“哦?你就是小灿阳啊!你在我们家很有名啊!”
这个声音很爽朗地传来,高亢有力似乎还带着几分笑意。
许灿阳也马上知道这是谁的声音了,她吞吞吐吐地说道,“爷爷,我----我今年二十八了,不小了!”
“哦?那和我这八十的人比起来,算不算小呢?”听起来,爷爷的声音很开心呢。
竟然一下子就让许灿阳哑口无言,她这才发现,高韶青真的和爷爷好像好像的,这种让人害怕的气场,说话时候常常让人哑口无言的对话髹。
“我打电话是要问一下,你和韶青的签证办好没有?”爷爷问道。
“我----我不知道!我让韶青跟您说。”许灿阳捂着听筒,对着正在吃饭的高韶青小声说了一句,“是爷爷!蠹”
高韶青已经从电话的谈话内容中知道是爷爷了,不过故意不过来,想让许灿阳多和爷爷说两句话。
现在,他坐在饭桌前,抽了一张纸巾,擦了一下手,然后慢慢地走到许灿阳的身边,对着爷爷说,“灿阳的签证还没办出来,要过段时间,而且还有两个月才回美国,现在不急!”
“我是十分十分想见到你们,不过呢,最近盛名出了点小问题,我得去盘点盘点!所以,想让你们推迟半个月回来,不知道我的重孙子等不等得了?”爷爷说道。
高韶青看了许灿阳一眼,关于孩子的问题,高韶青并没有什么概念,看了旁边的许灿阳一眼。

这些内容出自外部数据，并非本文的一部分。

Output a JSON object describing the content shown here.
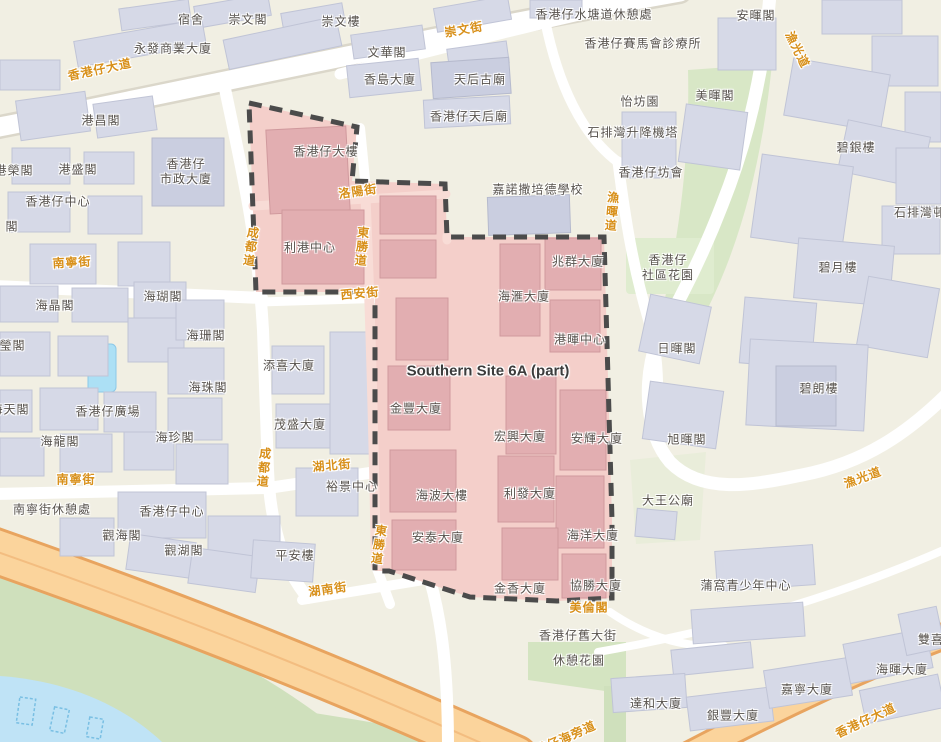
{
  "map": {
    "site_label": "Southern Site 6A (part)",
    "colors": {
      "land": "#f1efe3",
      "building_fill": "#d6d9e7",
      "green": "#cfe0bc",
      "water": "#bfe3f6",
      "highway": "#fbd49c",
      "site_fill": "#f4cfca",
      "site_building": "#e2aeb1",
      "site_boundary": "#4b4b4b",
      "street_label": "#d8901a",
      "building_label": "#57524d"
    },
    "labels": [
      {
        "t": "宿舍",
        "x": 191,
        "y": 20,
        "k": "b"
      },
      {
        "t": "崇文閣",
        "x": 248,
        "y": 20,
        "k": "b"
      },
      {
        "t": "崇文樓",
        "x": 341,
        "y": 22,
        "k": "b"
      },
      {
        "t": "永發商業大廈",
        "x": 173,
        "y": 49,
        "k": "b"
      },
      {
        "t": "文華閣",
        "x": 387,
        "y": 53,
        "k": "b"
      },
      {
        "t": "香島大廈",
        "x": 390,
        "y": 80,
        "k": "b"
      },
      {
        "t": "天后古廟",
        "x": 480,
        "y": 80,
        "k": "b"
      },
      {
        "t": "香港仔天后廟",
        "x": 469,
        "y": 117,
        "k": "b"
      },
      {
        "t": "香港仔水塘道休憩處",
        "x": 594,
        "y": 15,
        "k": "b"
      },
      {
        "t": "香港仔賽馬會診療所",
        "x": 643,
        "y": 44,
        "k": "b"
      },
      {
        "t": "安暉閣",
        "x": 756,
        "y": 16,
        "k": "b"
      },
      {
        "t": "怡坊園",
        "x": 640,
        "y": 102,
        "k": "b"
      },
      {
        "t": "美暉閣",
        "x": 715,
        "y": 96,
        "k": "b"
      },
      {
        "t": "石排灣升降機塔",
        "x": 633,
        "y": 133,
        "k": "b"
      },
      {
        "t": "碧銀樓",
        "x": 856,
        "y": 148,
        "k": "b"
      },
      {
        "t": "石排灣邨",
        "x": 920,
        "y": 213,
        "k": "b"
      },
      {
        "t": "港昌閣",
        "x": 101,
        "y": 121,
        "k": "b"
      },
      {
        "t": "港榮閣",
        "x": 14,
        "y": 171,
        "k": "b"
      },
      {
        "t": "港盛閣",
        "x": 78,
        "y": 170,
        "k": "b"
      },
      {
        "t": "香港仔中心",
        "x": 58,
        "y": 202,
        "k": "b"
      },
      {
        "t": "閣",
        "x": 12,
        "y": 227,
        "k": "b"
      },
      {
        "lines": [
          "香港仔",
          "市政大廈"
        ],
        "x": 186,
        "y": 172,
        "k": "b"
      },
      {
        "t": "海晶閣",
        "x": 55,
        "y": 306,
        "k": "b"
      },
      {
        "t": "海瑚閣",
        "x": 163,
        "y": 297,
        "k": "b"
      },
      {
        "t": "海珊閣",
        "x": 206,
        "y": 336,
        "k": "b"
      },
      {
        "t": "海珠閣",
        "x": 208,
        "y": 388,
        "k": "b"
      },
      {
        "t": "海瑩閣",
        "x": 6,
        "y": 346,
        "k": "b"
      },
      {
        "t": "海天閣",
        "x": 10,
        "y": 410,
        "k": "b"
      },
      {
        "t": "香港仔廣場",
        "x": 108,
        "y": 412,
        "k": "b"
      },
      {
        "t": "海龍閣",
        "x": 60,
        "y": 442,
        "k": "b"
      },
      {
        "t": "海珍閣",
        "x": 175,
        "y": 438,
        "k": "b"
      },
      {
        "t": "添喜大廈",
        "x": 289,
        "y": 366,
        "k": "b"
      },
      {
        "t": "茂盛大廈",
        "x": 300,
        "y": 425,
        "k": "b"
      },
      {
        "t": "裕景中心",
        "x": 352,
        "y": 487,
        "k": "b"
      },
      {
        "t": "南寧街休憩處",
        "x": 52,
        "y": 510,
        "k": "b"
      },
      {
        "t": "香港仔中心",
        "x": 172,
        "y": 512,
        "k": "b"
      },
      {
        "t": "觀海閣",
        "x": 122,
        "y": 536,
        "k": "b"
      },
      {
        "t": "觀湖閣",
        "x": 184,
        "y": 551,
        "k": "b"
      },
      {
        "t": "平安樓",
        "x": 295,
        "y": 556,
        "k": "b"
      },
      {
        "t": "嘉諾撒培德學校",
        "x": 538,
        "y": 190,
        "k": "b"
      },
      {
        "t": "香港仔坊會",
        "x": 651,
        "y": 173,
        "k": "b"
      },
      {
        "lines": [
          "香港仔",
          "社區花園"
        ],
        "x": 668,
        "y": 268,
        "k": "b"
      },
      {
        "t": "日暉閣",
        "x": 677,
        "y": 349,
        "k": "b"
      },
      {
        "t": "碧月樓",
        "x": 838,
        "y": 268,
        "k": "b"
      },
      {
        "t": "碧朗樓",
        "x": 819,
        "y": 389,
        "k": "b"
      },
      {
        "t": "旭暉閣",
        "x": 687,
        "y": 440,
        "k": "b"
      },
      {
        "t": "大王公廟",
        "x": 668,
        "y": 501,
        "k": "b"
      },
      {
        "t": "蒲窩青少年中心",
        "x": 746,
        "y": 586,
        "k": "b"
      },
      {
        "t": "達和大廈",
        "x": 656,
        "y": 704,
        "k": "b"
      },
      {
        "t": "銀豐大廈",
        "x": 733,
        "y": 716,
        "k": "b"
      },
      {
        "t": "嘉寧大廈",
        "x": 807,
        "y": 690,
        "k": "b"
      },
      {
        "t": "海暉大廈",
        "x": 902,
        "y": 670,
        "k": "b"
      },
      {
        "t": "雙喜",
        "x": 931,
        "y": 640,
        "k": "b"
      },
      {
        "t": "香港仔舊大街",
        "x": 578,
        "y": 636,
        "k": "b"
      },
      {
        "t": "休憩花園",
        "x": 579,
        "y": 661,
        "k": "b"
      },
      {
        "t": "香港仔大樓",
        "x": 326,
        "y": 152,
        "k": "b"
      },
      {
        "t": "利港中心",
        "x": 310,
        "y": 248,
        "k": "b"
      },
      {
        "t": "兆群大廈",
        "x": 578,
        "y": 262,
        "k": "b"
      },
      {
        "t": "海滙大廈",
        "x": 524,
        "y": 297,
        "k": "b"
      },
      {
        "t": "港暉中心",
        "x": 580,
        "y": 340,
        "k": "b"
      },
      {
        "t": "金豐大廈",
        "x": 416,
        "y": 409,
        "k": "b"
      },
      {
        "t": "宏興大廈",
        "x": 520,
        "y": 437,
        "k": "b"
      },
      {
        "t": "安輝大廈",
        "x": 597,
        "y": 439,
        "k": "b"
      },
      {
        "t": "海波大樓",
        "x": 442,
        "y": 496,
        "k": "b"
      },
      {
        "t": "利發大廈",
        "x": 530,
        "y": 494,
        "k": "b"
      },
      {
        "t": "安泰大廈",
        "x": 438,
        "y": 538,
        "k": "b"
      },
      {
        "t": "海洋大廈",
        "x": 593,
        "y": 536,
        "k": "b"
      },
      {
        "t": "金香大廈",
        "x": 520,
        "y": 589,
        "k": "b"
      },
      {
        "t": "協勝大廈",
        "x": 596,
        "y": 586,
        "k": "b"
      },
      {
        "t": "香港仔大道",
        "x": 100,
        "y": 70,
        "k": "s",
        "r": -12
      },
      {
        "t": "崇文街",
        "x": 464,
        "y": 30,
        "k": "s",
        "r": -10
      },
      {
        "t": "漁光道",
        "x": 797,
        "y": 50,
        "k": "s",
        "r": 64
      },
      {
        "t": "南寧街",
        "x": 72,
        "y": 263,
        "k": "s",
        "r": -3
      },
      {
        "t": "洛陽街",
        "x": 358,
        "y": 192,
        "k": "s",
        "r": -8
      },
      {
        "t": "西安街",
        "x": 360,
        "y": 294,
        "k": "s",
        "r": -5
      },
      {
        "t": "南寧街",
        "x": 76,
        "y": 480,
        "k": "s",
        "r": 0
      },
      {
        "t": "湖北街",
        "x": 332,
        "y": 466,
        "k": "s",
        "r": -5
      },
      {
        "t": "湖南街",
        "x": 328,
        "y": 590,
        "k": "s",
        "r": -8
      },
      {
        "t": "美倫閣",
        "x": 589,
        "y": 608,
        "k": "s",
        "r": 0
      },
      {
        "t": "漁光道",
        "x": 863,
        "y": 478,
        "k": "s",
        "r": -20
      },
      {
        "t": "香港仔大道",
        "x": 866,
        "y": 721,
        "k": "s",
        "r": -25
      },
      {
        "t": "香港仔海旁道",
        "x": 560,
        "y": 741,
        "k": "s",
        "r": -24
      },
      {
        "t": "成都道",
        "x": 250,
        "y": 247,
        "k": "sv",
        "r": 8
      },
      {
        "t": "成都道",
        "x": 263,
        "y": 468,
        "k": "sv",
        "r": 5
      },
      {
        "t": "東勝道",
        "x": 361,
        "y": 247,
        "k": "sv",
        "r": 5
      },
      {
        "t": "東勝道",
        "x": 378,
        "y": 545,
        "k": "sv",
        "r": 8
      },
      {
        "t": "漁暉道",
        "x": 611,
        "y": 212,
        "k": "sv",
        "r": 5
      },
      {
        "t": "Southern Site 6A (part)",
        "x": 488,
        "y": 372,
        "k": "site"
      }
    ]
  }
}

刚才许灿阳就坐在高韶青的旁边,听见了爷爷说的话,她想了想,再过两个半月孩子是五个月差不多,肚子肯定会凸显出来,不过么,可以坐飞机的,她微微仰着头在考虑这个事儿,然后对着高韶青说,“五个月,应该没问题!”
高韶青对着爷爷说,“可以的!”
“那就好,我现在还在欧洲,盛名这件事情实在太棘手,我都收手好多年了,说实话,还真有些力不从心!”爷爷说道。
“什么事儿?”
爷爷沉默片刻,说道,“没事儿!你和灿阳好好的就行。”
高韶青知道爷爷行事狠辣,作风果断,耳聪目明,根本不需要高韶青担心什么,便说道,“好,定上了机票第一时间就告诉您!”
接着爷爷挂断了电话。
高韶青在低头沉思着什么。
许灿阳摇了他一下子,“在想什么?”
“你刚才说你已经二十八岁了,是不是嫌我现在还没有娶你?”高韶青歪头,看向旁边的许灿阳。

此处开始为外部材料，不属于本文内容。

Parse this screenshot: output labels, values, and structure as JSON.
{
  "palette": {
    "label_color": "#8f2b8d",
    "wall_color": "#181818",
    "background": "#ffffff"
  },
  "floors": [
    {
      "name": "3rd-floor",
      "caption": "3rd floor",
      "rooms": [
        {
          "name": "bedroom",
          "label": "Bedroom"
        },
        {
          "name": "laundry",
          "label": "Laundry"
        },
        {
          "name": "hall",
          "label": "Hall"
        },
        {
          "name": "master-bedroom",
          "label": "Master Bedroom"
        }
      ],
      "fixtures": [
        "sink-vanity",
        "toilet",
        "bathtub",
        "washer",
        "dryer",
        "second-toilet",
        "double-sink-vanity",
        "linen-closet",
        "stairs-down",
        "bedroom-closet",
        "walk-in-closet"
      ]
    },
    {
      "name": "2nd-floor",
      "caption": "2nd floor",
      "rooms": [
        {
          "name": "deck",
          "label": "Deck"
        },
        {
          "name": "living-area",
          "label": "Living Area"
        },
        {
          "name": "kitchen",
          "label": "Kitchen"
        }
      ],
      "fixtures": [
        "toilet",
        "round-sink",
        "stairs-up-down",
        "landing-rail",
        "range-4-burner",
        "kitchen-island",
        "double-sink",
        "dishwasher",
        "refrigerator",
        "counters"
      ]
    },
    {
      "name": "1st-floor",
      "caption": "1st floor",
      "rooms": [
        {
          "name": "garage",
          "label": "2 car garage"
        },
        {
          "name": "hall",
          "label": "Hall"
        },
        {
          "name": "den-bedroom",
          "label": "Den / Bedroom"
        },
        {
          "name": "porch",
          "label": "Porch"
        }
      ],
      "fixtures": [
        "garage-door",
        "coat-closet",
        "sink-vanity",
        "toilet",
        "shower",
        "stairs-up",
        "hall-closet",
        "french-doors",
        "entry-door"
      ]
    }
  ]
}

许灿阳瞪了他一眼,她也没有着急把自己嫁出去,她站起来,跺了一下脚,继续去吃饭。
第二天,高韶青在上班,接到了刑警的电话,说是去苏景行家里盗窃的那个贼抓住了,不过东西都已经出手卖了,没剩下什么东西,只剩下一本日记本,大概不值钱卖不掉,因为上次是高韶青和刑警联系的,并且苏景行现在也没在家,所以,刑警把那本日记本送到高韶青的办公室来了。
这可是苏景行心心念念一定要找到的那本日今本,高韶青忍不住好奇,究竟是什么样的日记本?让苏景行放着几十万的东西不要,只要那本日记本?
日记本是在一个包装很精美的盒子里的,不过盒子上本来有锁,而且,看起来也很贵重的样子,这大概也是贼为什么偷走这个盒子的原因,可能以为里面有支票啊,存折啊什么的,锁已经被盗贼撬坏了,所以,高韶青很容易便打开了。
里面的日记本很熟悉,不是灿阳的吗?
他记得这个日记本是当年他送给灿阳的,怎么苏景行保存着?
这个本子当时他只是送给了许灿阳,至于许灿阳后来干了什么,他没有问。
打开,一页一页的竟然全是她的日记。
第一页,说上英语课很无聊;每一页的日记大概都是这个意思,讨厌上课,后来的内容,说的全是高韶青,大概是和高韶青在一起之后,两个人在一起也没有什么磨难,很顺利,不过因为小女子的心思,所以,有些地方,写得很晦涩,有些地方,只是一笔带过,第一次接吻的心情,高韶青边看边笑,能够想象得出来,她写这些的时候,脸红到了什么程度。
十一月二十七日。
这一天,对许灿阳来说,好像很珍贵很珍贵,因为别的日记都是这篇记完了,总是不留空白地在下面再记下一篇,不过这一篇不是,这一篇是新开了一页,而且,后来也没有接着写,而是另外在新纸上开的,所以,十一月二十七号这一天的内容就显得孤零零的,单独地占了一页纸。
帐篷,乌黑的夜,他!
许灿阳这一篇事前的心理描写得很详细,说道那天很高兴,并未想到会发生那件事,他和好哥们儿喝多了,于是,她送他回帐篷,他拉着自己的手不让自己走,然后把她压在了身下。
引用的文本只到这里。